A Google search shows that Virgil van Dijk has personal endorsement deals with brands as diverse as Hyperice, JBL, Nike, Heineken and Expedia. He’s also an investor and brand ambassador for the wearable fitness company Whoop. When writing this piece, people compared him to the world’s most desirable automobile so often that the thought occurred that Rolls-Royce missed a trick.

An expensive brand renowned for a smooth drive, reliability, power and grace, former Celtic defender John Hughes saw all of those characteristics in Celtic’s star man as he prepared his unfancied Inverness team for the Scottish Cup semi-final of 2015.

The first trophy of the Ronny Deila era had come in a League Cup final triumph over Dundee United at Hampden. Celtic would then finish the league season 17 points above second-placed Aberdeen. Their quest for a treble was curtailed by refereeing ineptitude in the semi-final against Caley Thistle.
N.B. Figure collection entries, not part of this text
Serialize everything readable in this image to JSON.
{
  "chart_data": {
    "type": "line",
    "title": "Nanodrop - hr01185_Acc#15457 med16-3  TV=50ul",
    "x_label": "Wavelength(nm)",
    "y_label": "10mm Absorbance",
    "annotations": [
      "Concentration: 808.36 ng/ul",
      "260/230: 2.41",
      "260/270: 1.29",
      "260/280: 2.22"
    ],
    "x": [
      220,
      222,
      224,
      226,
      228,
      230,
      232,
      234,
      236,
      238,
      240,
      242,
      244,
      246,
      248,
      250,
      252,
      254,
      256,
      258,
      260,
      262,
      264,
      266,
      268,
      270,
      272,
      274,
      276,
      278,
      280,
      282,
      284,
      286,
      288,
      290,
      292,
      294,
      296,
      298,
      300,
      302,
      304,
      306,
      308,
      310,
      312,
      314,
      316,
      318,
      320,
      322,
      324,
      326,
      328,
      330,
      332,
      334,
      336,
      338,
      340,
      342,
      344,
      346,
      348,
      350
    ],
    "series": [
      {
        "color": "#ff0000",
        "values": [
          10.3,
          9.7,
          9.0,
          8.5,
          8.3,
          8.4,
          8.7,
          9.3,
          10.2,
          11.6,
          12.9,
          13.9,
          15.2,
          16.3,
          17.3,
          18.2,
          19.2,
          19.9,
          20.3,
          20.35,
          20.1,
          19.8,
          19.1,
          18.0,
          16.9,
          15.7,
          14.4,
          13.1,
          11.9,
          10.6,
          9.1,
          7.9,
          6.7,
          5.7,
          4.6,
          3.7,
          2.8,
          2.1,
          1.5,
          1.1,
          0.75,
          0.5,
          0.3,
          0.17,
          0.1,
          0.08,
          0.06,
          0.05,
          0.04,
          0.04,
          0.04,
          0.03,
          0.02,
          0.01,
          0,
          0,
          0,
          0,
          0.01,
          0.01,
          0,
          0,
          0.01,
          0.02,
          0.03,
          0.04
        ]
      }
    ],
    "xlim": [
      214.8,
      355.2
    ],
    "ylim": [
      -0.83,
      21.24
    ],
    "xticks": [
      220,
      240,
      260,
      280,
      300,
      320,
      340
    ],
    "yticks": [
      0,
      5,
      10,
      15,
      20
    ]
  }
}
The Highlanders enjoyed a huge let-off when referee Steven McLean and his assistant referee Alan Muir missed a clear handball by Josh Meekings a yard off his own goal line as Leigh Griffiths looked to extend Celtic’s lead to 2-0. The incident offered the most compelling argument yet for the introduction of video technology.

“Listen, I will take it any day of the week, but I’m not going to sugar coat this, we got lucky that day,” Hughes tells Nutmeg FC now. “Josh Meekings should have been sent off for the handball.

“Celtic get Craig Gordon sent off, they’re down to 10 men and heading into added-time; with the style of football my team played, absolutely nobody wanted to be playing against Inverness with ten men.

“The fact is that we had nothing to lose that day. We were massive underdogs. We had beaten Celtic earlier in the season, we finished third in the league that season and we were confident.

“I had more of a problem in the cup final when we were massive favourites against Falkirk.

“All we had to do against Celtic was get the tactics right and that’s what we did. We pressed them high. We were compact and won the second balls and took it from there.”